Make websites recognise python/urllib as a webbrowser - (part 3: managing sessions); loading Firefox cookies to a cookiejar

Most browser based games/applications require a user to authenticate himself before providing access to other functions. A typical login process usually consists of filling out a form (with user credentials and other some other information) and posting it to the server. If the authentication process is completed successfully the server adds a Set-Cookie header with your session cookie to the HTTP response. Setting up urllib to manage cookies may be achieved the following way:

  1 import urllib
  2 import urllib2
  3 import cookielib
  4 
  5 opener = urllib2.build_opener(urllib2.HTTPCookieProcessor(\
  6         cookielib.CookieJar()))
  7 urllib2.install_opener(opener)
  8 
  9 login_form = urllib.urlencode({
 10     'user' : 'john',
 11     'password' : 'secrect_password',
 12     })
 13 
 14 req = urllib2.Request('http://some.site/login_resource', login_form)
 15 res = urllib2.urlopen(req)
 16 


The fun part starts when the authentication is more sophisticated (requires a captcha or other means of security features that discourage the use of robots). We'll just have to login via Firefox and use it's cookies! Firefox stores it's cookies in a sqlite database, we'll just have to open it and fetch them.

  1 import urllib2
  2 import cookielib
  3 from sqlite3 import dbapi2
  4
  5 host = 'some.site'
  6 ff_cookie_file= '/home/%s/.mozilla/firefox/%s/cookies.sqlite' % ("user_name", "profile_name")
  7
  8 file = open("cookie.txt", "w")
  9 file.write("#LWP-Cookies-2.0\n")
 10 match = '%%%s%%' % host
 11
 12 con = dbapi2.connect(ff_cookie_file)
 13 cur = con.cursor()
 14 cur.execute("select name, value, path, host from moz_cookies where host like ?", [match])
 15 for item in cur.fetchall():
 16     cookie = "Set-Cookie3: %s=\"%s\"; path=\"%s\";  \
 17     domain=\"%s\"; expires=\"2038-01-01 00:00:00Z\"; version=0\n" % (
 18     item[0], item[1], item[2], item[3],
 19     )
 20 file.write(cookie)
 21 file.close()
 22
 23 cj = cookielib.LWPCookieJar()
 24 cj.load("cookie.txt")
 25
 26 opener = urllib2.build_opener(urllib2.HTTPCookieProcessor(cj))
 27 urllib2.install_opener(opener)

In order to make use of this code you have to locate your Firefox cookie file, if you are using linux it will be probably under a path like presented in line 6. Lines 12-19 select cookie data from moz_cookies table and writes them in a LWPCookieJar compatible way in a text file (match filters cookies for a specific domain).

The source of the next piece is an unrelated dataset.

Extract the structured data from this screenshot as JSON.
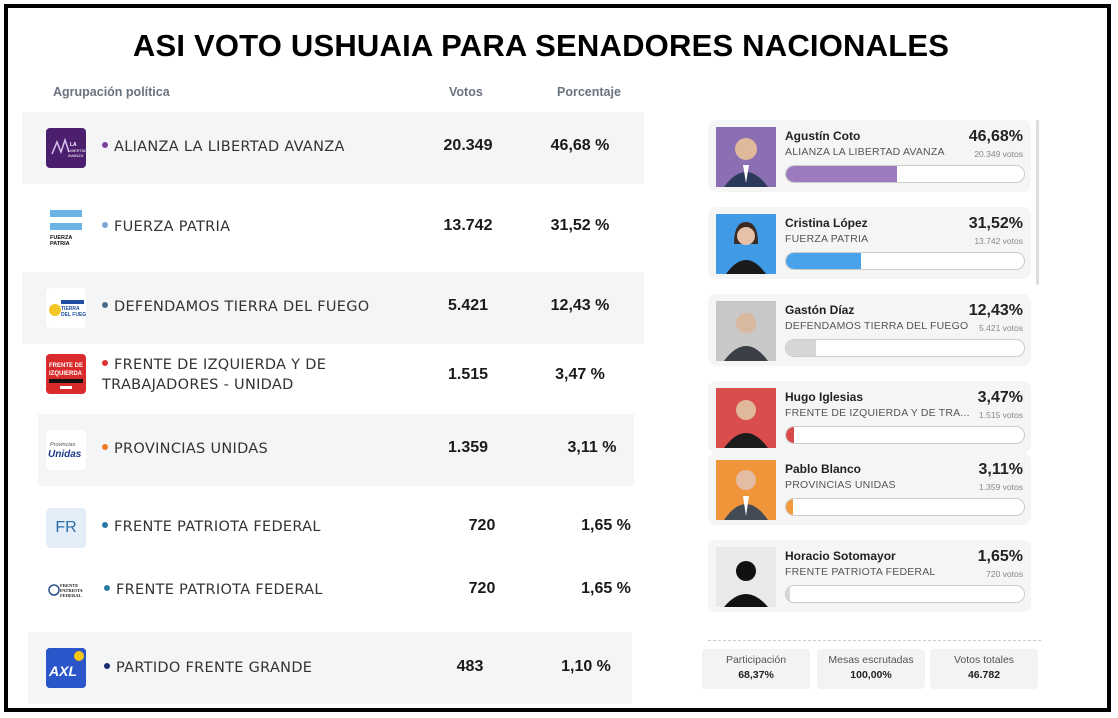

Next these cookies are loaded to a cookiejar and installed inside a cookie processor which is added to the default urllib handler list.

This is great, because you can share your session between a webbrowser and web robots.

~KR

By the way: it is best to make a copy of Firefox cookies - when the browser is running the cookie file may be locked which may crash your script or prevent your from getting access to the session.